Den nachstehenden Artikel erhielt
ich freundlicherweise zur Veröffentlichung von Herrn Martin Bartoš.
Herr Martin Bartoš ist der Sohn von Margit und Miloslav Bartoš. Herr
Miloslav Bartoš ist uns als Historiker des Riesengebirges und als Direktor
des Riesengebirgsmuseum in Hohenelbe / Vrchlabí im Ruhestand bekannt.
Seine Ehefrau ist eine geborene Kirchschlager aus Berggraben. Herr Martin Bartoš
wurde 1962 in Hohenelbe / Vrchlabí geboren. Nach dem Abitur musste er
im Fernstudium an der Karls-Universität in Prag das Lehrerstudium absolvieren.
Das gewünschte Geschichtsstudium wurde ihm von staatlicher Seite verweigert.
Er hat den Titel "Magister" und ist Schuldirektor an der Schule in
Langenau / Lánov. Der nachstehende Artikel erschien in der Ausgabe 4/2005
der Zeitschrift "KRKONOŠE" unter "Odsun Odsun Němců
1945 1946". Es sind noch weitere Artikel von Herrn Martin Bartoš
zu diesem Thema in der vorgenannten Zeitschrift erschienen.
Die Übersetzung des tschechischen Textes nahm freundlicherweise Herr Gustav
Erlbeck in Kirchberg vor, wofür ich ihm recht herzlich danke.
von Martin Bartoš
Übersetzung: Gustav Erlbeck, Kirchberg
Wo beginnen? Es stellt sich meiner Generation, meinen Kindern die Frage, wer
in unserer Stadt, in unserem Gebirge, in unserem Bezirk vor dem Jahr 1945 gelebt
hat. Wenn wir die Geschichte unserer Region genauer betrachten, stellen wir
fest, dass die Frage, wer hier zuerst war, ob Tschechen oder Deutsche (oder
besser deutsch sprechende Bewohnerschaft), in Hinsicht auf die Problematik des
Abschubes nicht relevant ist.
Das entscheidende Kriterium der Geltendmachung der Beneš-Dekrete ist das Ergebnis
der Volkszählung im Jahr 1930. Im Hohenelber Gebiet lebten in dieser Zeit um
65 000 Menschen (im Ganzen in 62 Gemeinden und Städten im Bereich des Landratamtes
Hohenelbe, das nach der Besetzung durch die deutsche Wehrmacht nach München
im Jahre 1939 entstanden war.
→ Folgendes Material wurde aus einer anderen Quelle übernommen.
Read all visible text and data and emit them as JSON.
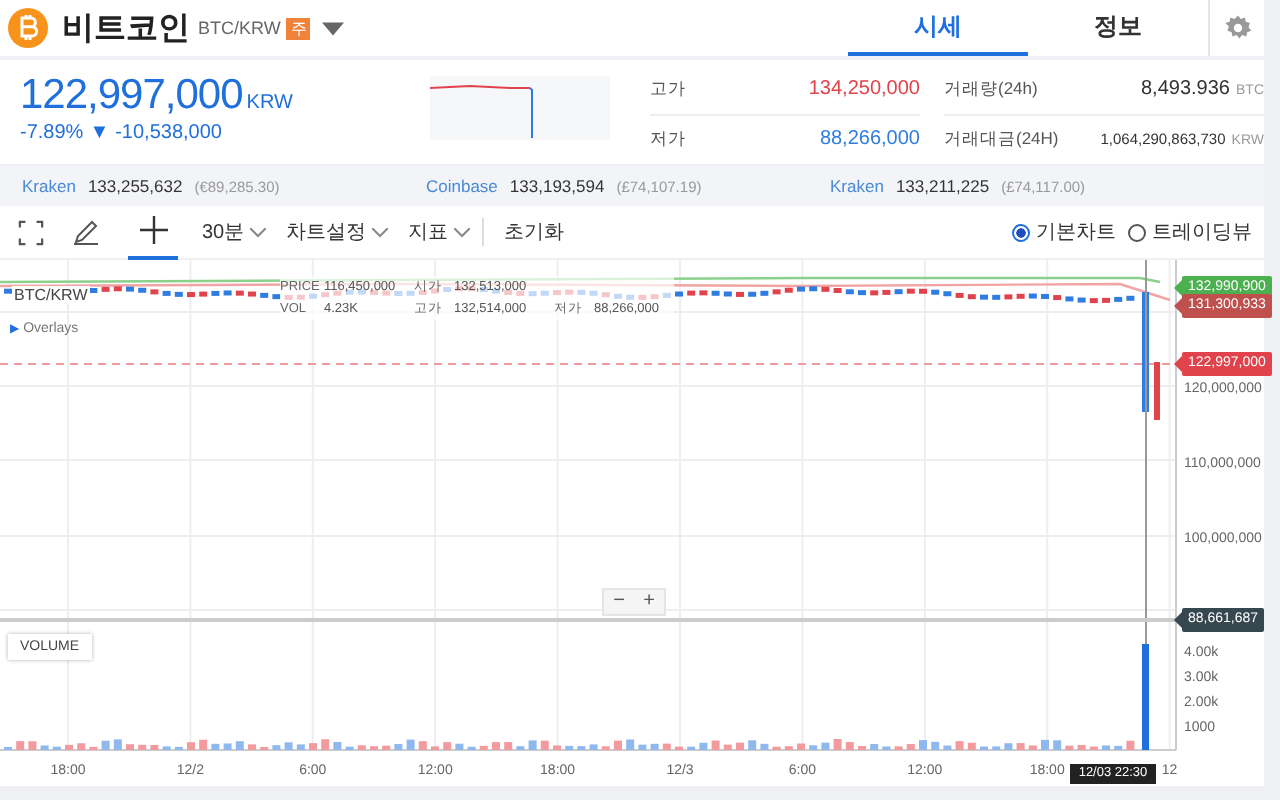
{
  "header": {
    "title": "비트코인",
    "pair": "BTC/KRW",
    "badge": "주"
  },
  "tabs": [
    {
      "label": "시세",
      "selected": true
    },
    {
      "label": "정보",
      "selected": false
    }
  ],
  "price": {
    "value": "122,997,000",
    "unit": "KRW",
    "change_percent": "-7.89%",
    "change_arrow": "▼",
    "change_amount": "-10,538,000"
  },
  "stats": [
    {
      "label": "고가",
      "value": "134,250,000",
      "kind": "up"
    },
    {
      "label": "거래량(24h)",
      "value": "8,493.936",
      "unit": "BTC",
      "kind": "plain"
    },
    {
      "label": "저가",
      "value": "88,266,000",
      "kind": "down"
    },
    {
      "label": "거래대금(24H)",
      "value": "1,064,290,863,730",
      "unit": "KRW",
      "kind": "small"
    }
  ],
  "exchanges": [
    {
      "name": "Kraken",
      "price": "133,255,632",
      "foreign": "(€89,285.30)"
    },
    {
      "name": "Coinbase",
      "price": "133,193,594",
      "foreign": "(£74,107.19)"
    },
    {
      "name": "Kraken",
      "price": "133,211,225",
      "foreign": "(£74,117.00)"
    }
  ],
  "toolbar": {
    "interval": "30분",
    "settings": "차트설정",
    "indicators": "지표",
    "reset": "초기화"
  },
  "chart_views": [
    {
      "label": "기본차트",
      "selected": true
    },
    {
      "label": "트레이딩뷰",
      "selected": false
    }
  ],
  "chart": {
    "symbol": "BTC/KRW",
    "legend": [
      [
        {
          "label": "PRICE",
          "value": "116,450,000"
        },
        {
          "label": "시가",
          "value": "132,513,000"
        }
      ],
      [
        {
          "label": "VOL",
          "value": "4.23K"
        },
        {
          "label": "고가",
          "value": "132,514,000"
        },
        {
          "label": "저가",
          "value": "88,266,000"
        }
      ]
    ],
    "overlays_label": "Overlays",
    "overlays_arrow": "▶",
    "price_ticks": [
      "120,000,000",
      "110,000,000",
      "100,000,000"
    ],
    "price_tags": [
      {
        "value": "132,990,900",
        "color": "#4caf50"
      },
      {
        "value": "131,300,933",
        "color": "#c0504d"
      },
      {
        "value": "122,997,000",
        "color": "#e0434b"
      },
      {
        "value": "88,661,687",
        "color": "#37474f"
      }
    ],
    "volume_label": "VOLUME",
    "volume_ticks": [
      "4.00k",
      "3.00k",
      "2.00k",
      "1000"
    ],
    "time_ticks": [
      "18:00",
      "12/2",
      "6:00",
      "12:00",
      "18:00",
      "12/3",
      "6:00",
      "12:00",
      "18:00",
      "12"
    ],
    "crosshair_time": "12/03 22:30",
    "zoom_out": "−",
    "zoom_in": "+"
  }
}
Zur deutschen Nationalität meldeten sich ungefähr
46 000 Einwohner. Woher nahm man hier soviel deutsch sprechende Menschen? Sie
lebten da seit Geburt wie ihre Väter, Großväter, Urgroßväter ... Sie arbeiteten
hier über viele Generationen zuerst für das böhmische Königreich und später
für Österreich-Ungarn. Sie waren immer Einwohner, Adel, Städter, Untertanen,
Bürger mit den gleichen Rechten und Verpflichtungen wie die tschechisch sprechende
Minderheit.
Statistische Daten der Nationalität der Bewohner des Hohenelber Bezirkes:
Jahr |
Tschechen |
Deutsche |
1800 |
910 |
41130 |
1900 |
1 1195 |
42287 |
1910 |
1544 |
42825 |
1921 |
3423 |
36875 |
1930 |
3763 |
38091 |
1945 |
1691 |
38107 |
Der entscheidende Bruch geschah verhältnismäßig
kurz vor München, in den Jahren 1918 1921. Die Entstehung eines Staates
durch zwei Nationen, Tschechen und Slowaken, verwandelte unsere Deutschen in
eine nationale Minderheit. Mit Zahl von drei Millionen. Die Slowaken waren am
Beginn der ersten Republik fast um eine Million weniger. Wenn irgend jemand
behauptet, dass sie mit größerer Begeisterung als die anderen in den Krieg zogen
als die übrigen, der irrt sich grausam. Sie ahnten nicht, dass sich ihr Schicksal
durch den Untergang des Vielvölkerstaates umstürzen würde, sie konnten sich
nicht vorstellen, was sie erwartete.
Die Verhandlung um die Entstehung des tschechoslowakischen Staates spielte sich
unter Abwesenheit der Vertreter der größten Minderheit (oder neben Tschechen
und Slowaken der dritten Nation?) statt. Erklären lässt sich das verschieden,
wahrscheinlich ist die Behauptung, dass es sich um absichtliche Taktik des Kreises
der nächsten Mitarbeiter des ersten Präsidenten T. G. Masaryk handelte. Die
deutsche Abgeordnetenfraktion des österreichischen Reichstages erklärte sich
als rechtsgültiger Vertreter der deutschen Nation in den Böhmischen Ländern,
klagte aber über vergossene Milch, als sie für. ihre "Minderheit"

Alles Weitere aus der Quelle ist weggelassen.